March 06, 2004, 23:45: Sydney, Australia - Bree's House
Yesterday, I visited a couple of Australian Malls. They are very much like Canadian or American malls, except with a whole lot more colour and life. I had food in the food court, at a Japanese teppanyaki restaurant. I then went out to Bondi Beach, with the intention of surfing. Unfortunately, it was fully booked, so I absorbed the sun all day. It was very nice, very beautiful beach, nestled in between two rocky shores on the Northern and Southern ends. I tried taking some pictures, but my camera stopped working. Damn technology, I hate it. After that, I met up with Bree and Gary and their friend Jasmine, and we went out to the King's Cross Hotel, an alternative music club. After a bit of music, and thrashing about aimlessly for a while, I went and took a nap in the car, as I was whipped from walking around (not to mention the flight).
Today, I woke up and tried to format my memory card on my digital camera. I spent a good hour working at this card, and it was determined to thwart my efforts to have some photo record of my journey to this beautiful country. It won the battle, and I went to Bondi to claim my spot in the surf. It was now raining pretty hard. After confirming my booking (and getting very soaked in the process), I went off to Oporto to have a chicken burger for lunch. This was something that was highly recommended to me by Gary, and it was indeed quite good. I headed off to a camera shop right after to confirm that technology hates me, and that my memory card I just bought in December, conveniently on the other side of the world, is dead. They confirmed this, and after a short time of sympathizing, they offered to sell me the equivalent storage space card for the double the price. I politely declined. I headed back to the surf shop, and I got changed for the lesson.
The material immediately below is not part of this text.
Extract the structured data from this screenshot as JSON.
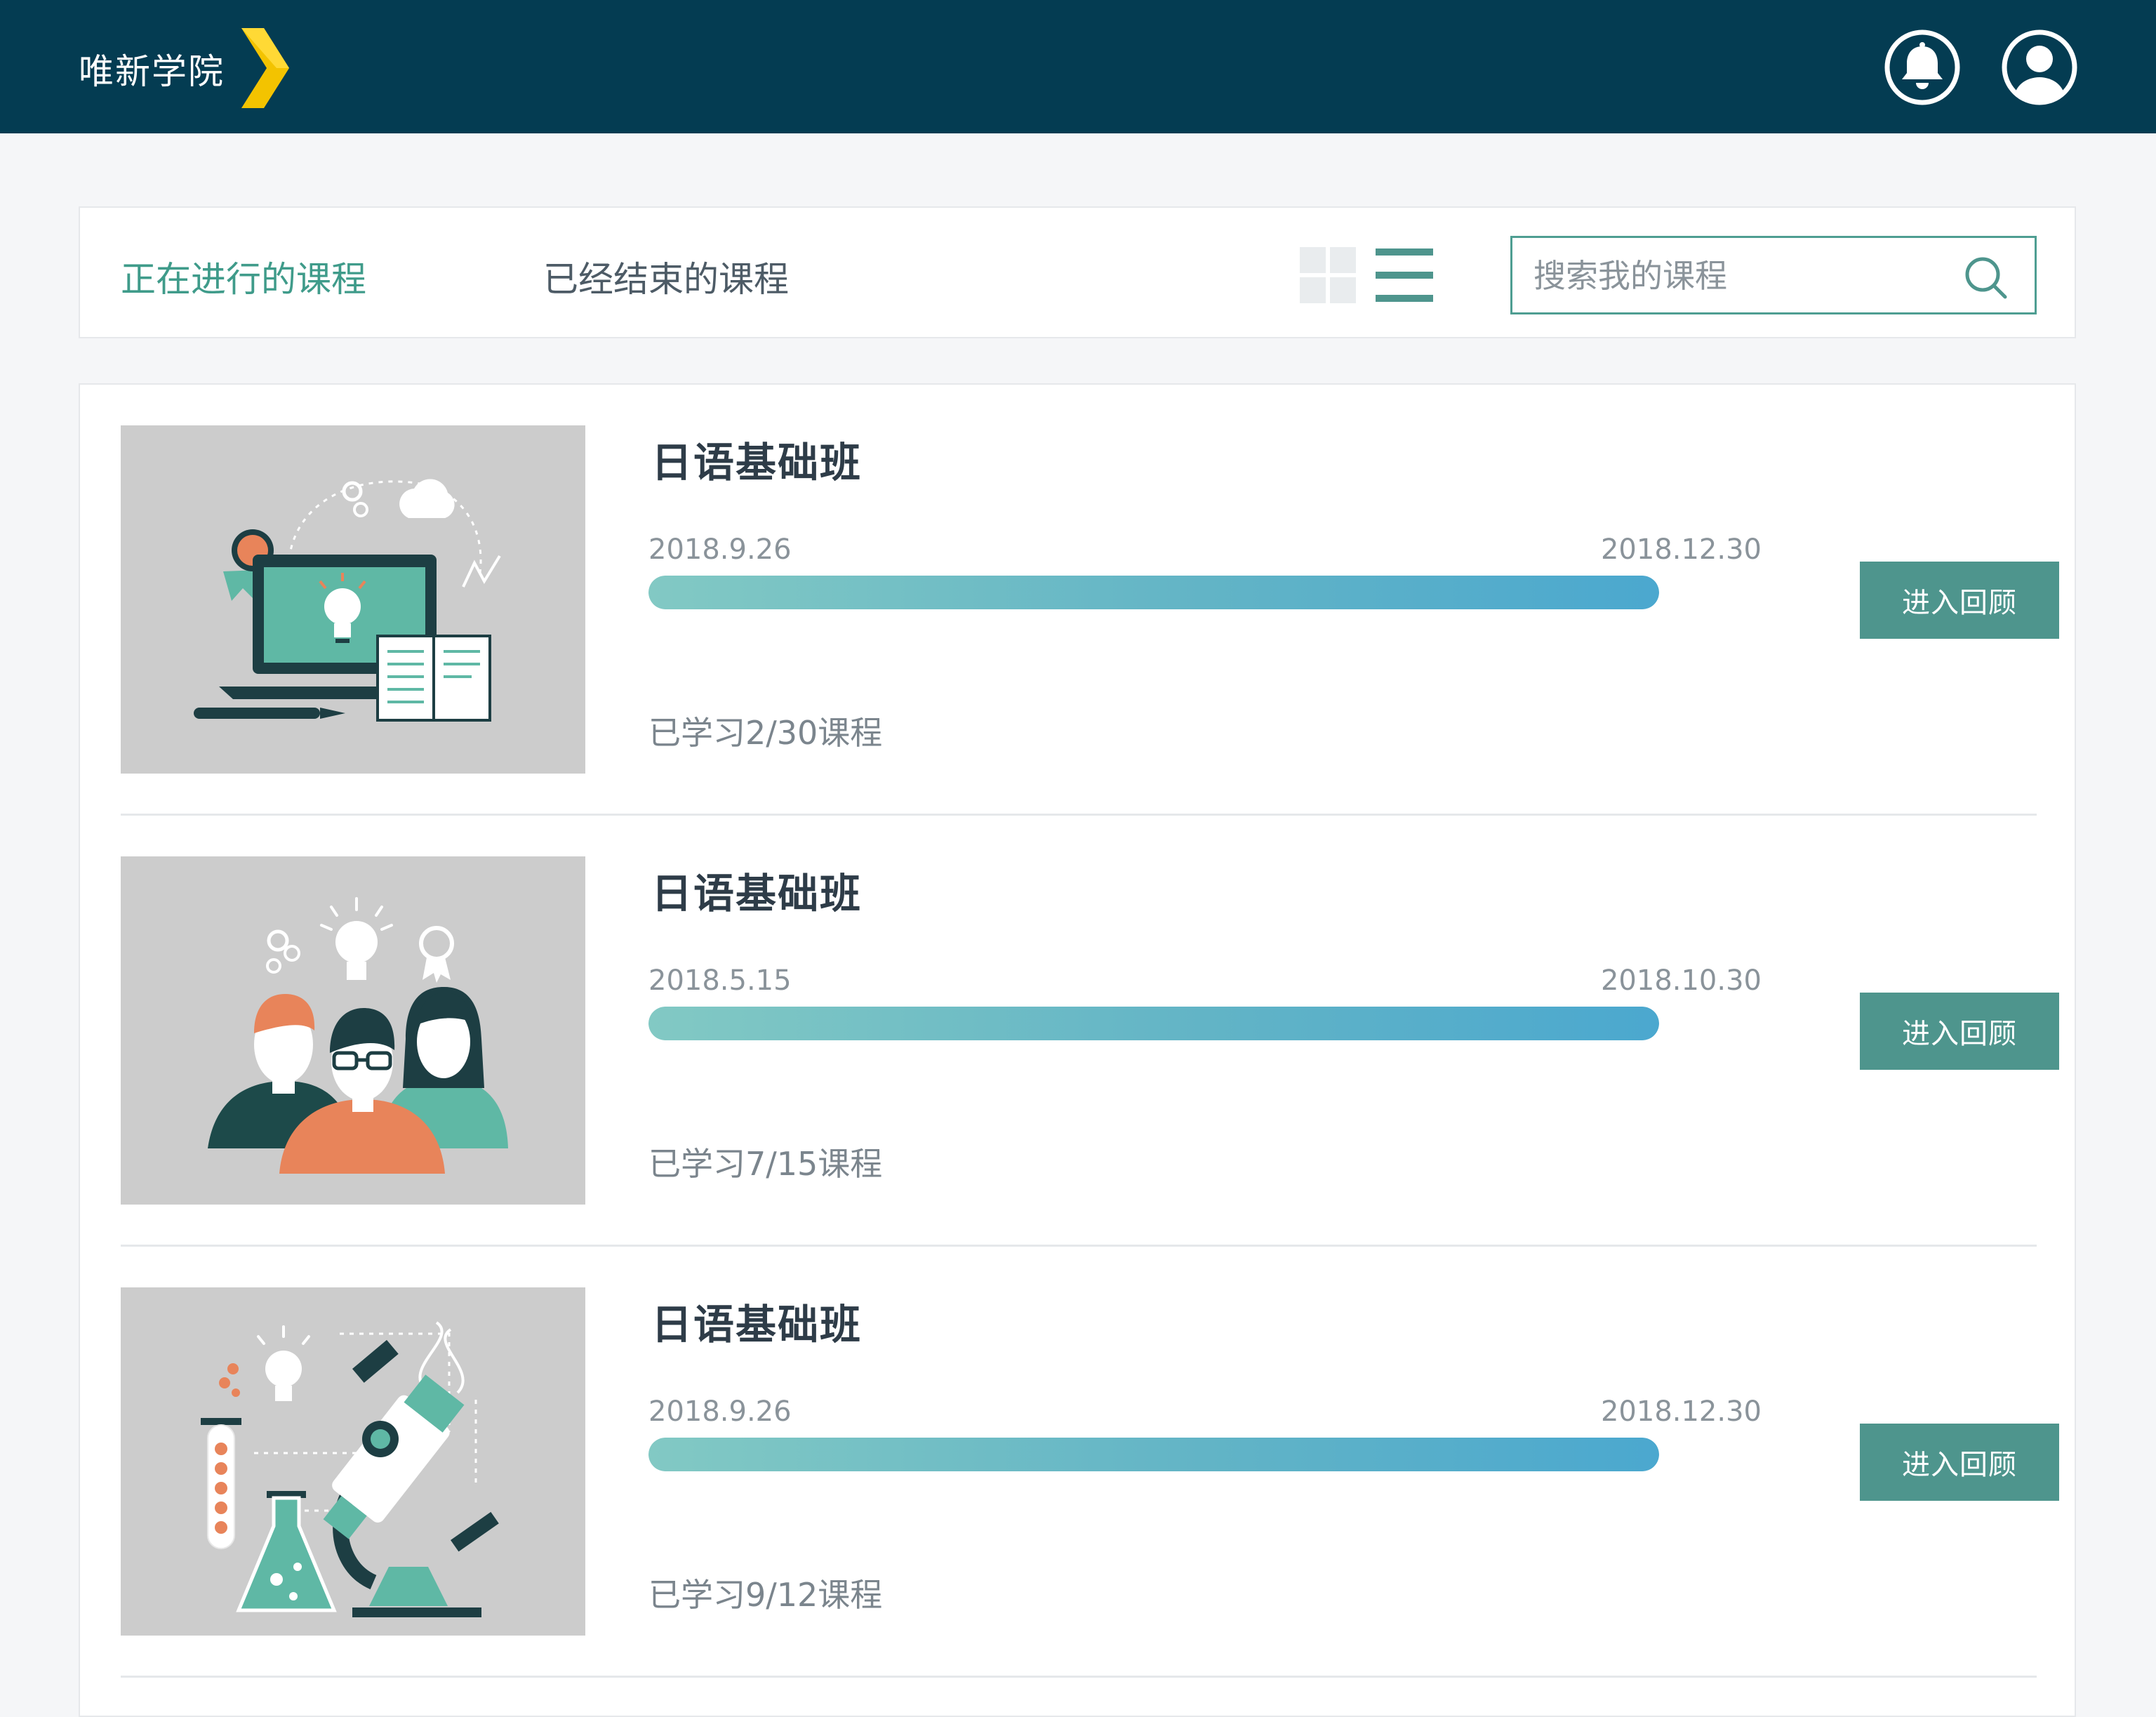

Surfing is fun. I can see why it's so popular here. My instructor, Shelly, was very good. After going through a few "dry" runs (pun intended), we headed out into the ocean. The waves were quite decent, and I managed to get up on the board on my feet for a couple of seconds, after which I promptly fell into the salty frothy washing machine sea. Those who can surf the large waves and not get their ass royally kicked are truly talented. It was very fun, and I wouldn't hesitate to do it again.
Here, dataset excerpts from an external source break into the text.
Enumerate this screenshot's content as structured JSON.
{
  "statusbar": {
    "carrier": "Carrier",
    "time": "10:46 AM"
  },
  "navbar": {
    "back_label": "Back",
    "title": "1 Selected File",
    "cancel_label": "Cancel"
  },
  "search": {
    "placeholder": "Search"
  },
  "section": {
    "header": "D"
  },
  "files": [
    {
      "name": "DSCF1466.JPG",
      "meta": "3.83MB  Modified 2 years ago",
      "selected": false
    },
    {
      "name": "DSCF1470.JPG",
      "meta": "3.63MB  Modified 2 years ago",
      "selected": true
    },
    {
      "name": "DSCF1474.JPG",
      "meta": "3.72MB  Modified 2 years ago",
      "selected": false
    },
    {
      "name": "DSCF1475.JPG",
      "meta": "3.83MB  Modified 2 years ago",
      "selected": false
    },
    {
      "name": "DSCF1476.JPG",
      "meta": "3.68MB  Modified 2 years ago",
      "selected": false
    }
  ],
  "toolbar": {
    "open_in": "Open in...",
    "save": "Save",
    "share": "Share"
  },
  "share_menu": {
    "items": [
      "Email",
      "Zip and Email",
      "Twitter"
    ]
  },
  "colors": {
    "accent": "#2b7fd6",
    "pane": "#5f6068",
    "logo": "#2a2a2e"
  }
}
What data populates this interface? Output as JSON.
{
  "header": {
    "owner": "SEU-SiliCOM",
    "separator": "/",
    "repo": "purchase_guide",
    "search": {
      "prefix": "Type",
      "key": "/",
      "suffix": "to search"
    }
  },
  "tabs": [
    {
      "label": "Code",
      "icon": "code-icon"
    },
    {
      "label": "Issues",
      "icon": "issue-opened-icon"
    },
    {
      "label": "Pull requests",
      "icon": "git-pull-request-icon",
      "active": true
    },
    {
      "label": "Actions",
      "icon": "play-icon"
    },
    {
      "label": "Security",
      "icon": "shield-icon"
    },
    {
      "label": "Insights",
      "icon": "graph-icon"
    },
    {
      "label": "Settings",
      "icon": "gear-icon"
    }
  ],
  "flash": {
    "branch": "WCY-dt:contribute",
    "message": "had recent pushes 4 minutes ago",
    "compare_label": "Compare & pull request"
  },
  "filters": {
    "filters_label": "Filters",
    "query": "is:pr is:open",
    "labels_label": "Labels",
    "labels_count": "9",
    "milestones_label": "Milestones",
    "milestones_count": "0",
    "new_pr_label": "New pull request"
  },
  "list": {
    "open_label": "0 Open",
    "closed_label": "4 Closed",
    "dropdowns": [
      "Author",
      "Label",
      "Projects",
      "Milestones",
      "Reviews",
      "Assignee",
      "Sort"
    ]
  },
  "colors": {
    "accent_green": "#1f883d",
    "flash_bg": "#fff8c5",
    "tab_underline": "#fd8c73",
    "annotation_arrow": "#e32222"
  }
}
After surfing, I headed back to Strathfield, where I met Bree, and we went bowling with a few of her friends. I was terrible, completely out of practice. What great fun. Tomorrow, I will be heading into the center of the outback, to go camping of all things. I'm going to try desperately to find some memory for my camera, which might be a challenge in the middle of the desert on a Sunday in a country where most stores don't even open on Sunday. That should be fun.